Real‑world scenarios abound. A developer asking the assistant to “run a pipeline on the feature branch and notify me when it completes” will have the server trigger the build, poll for status updates, and return a concise summary. In code‑review mode, an assistant can list all pipelines that affected the current pull request, helping reviewers gauge build health before merging. For operations teams, the ability to stop runaway pipelines from a chat window speeds incident response and saves compute costs. The server’s pagination support also means that large repositories with many pipelines can be navigated efficiently, keeping responses snappy and relevant.

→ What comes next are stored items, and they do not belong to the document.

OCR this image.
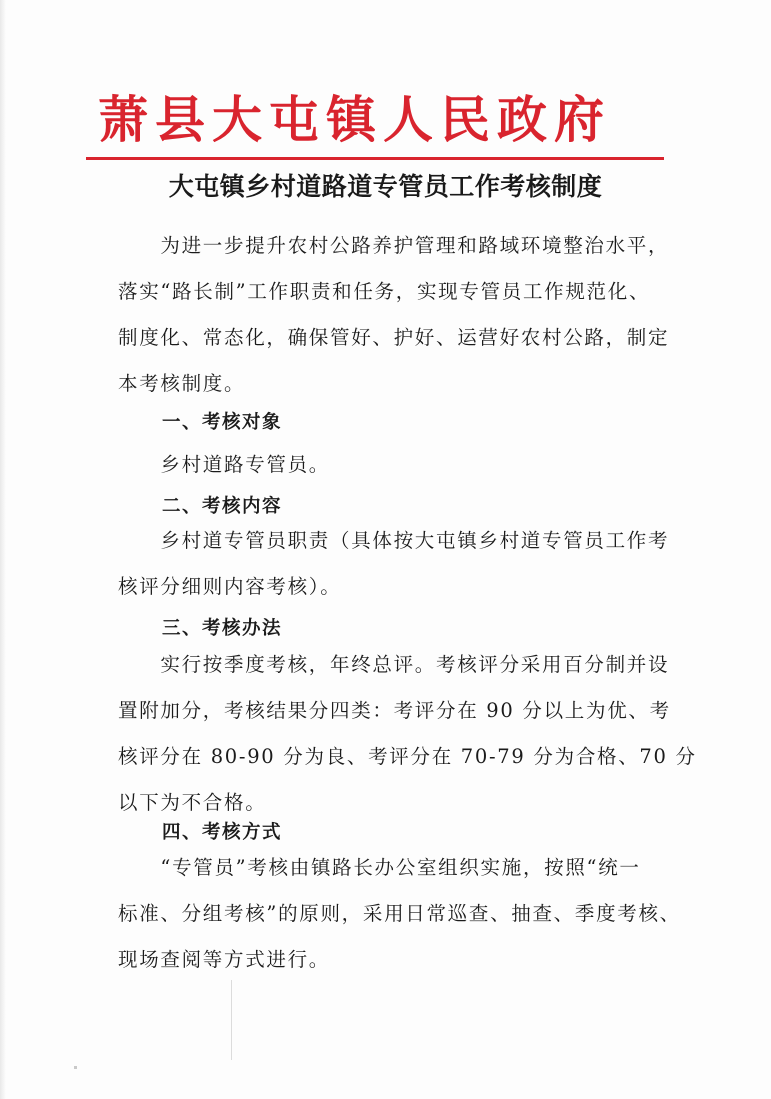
萧县大屯镇人民政府
大屯镇乡村道路道专管员工作考核制度
　　为进一步提升农村公路养护管理和路域环境整治水平，
落实“路长制”工作职责和任务，实现专管员工作规范化、
制度化、常态化，确保管好、护好、运营好农村公路，制定
本考核制度。
一、考核对象
　　乡村道路专管员。
二、考核内容
　　乡村道专管员职责（具体按大屯镇乡村道专管员工作考
核评分细则内容考核）。
三、考核办法
　　实行按季度考核，年终总评。考核评分采用百分制并设
置附加分，考核结果分四类：考评分在 90 分以上为优、考
核评分在 80-90 分为良、考评分在 70-79 分为合格、70 分
以下为不合格。
四、考核方式
　　“专管员”考核由镇路长办公室组织实施，按照“统一
标准、分组考核”的原则，采用日常巡查、抽查、季度考核、
现场查阅等方式进行。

Unique to this MCP implementation is its tight coupling with Bitbucket’s REST API, including optional custom variable injection and selector patterns for granular target selection. This gives users more control than generic CI tools, allowing sophisticated branching strategies and environment‑specific variables to be managed directly through conversational commands. Combined with the simplicity of Docker deployment and a clear, schema‑driven toolset, the Bitbucket Pipelines MCP Server offers developers an intuitive, AI‑powered interface to their CI/CD pipelines.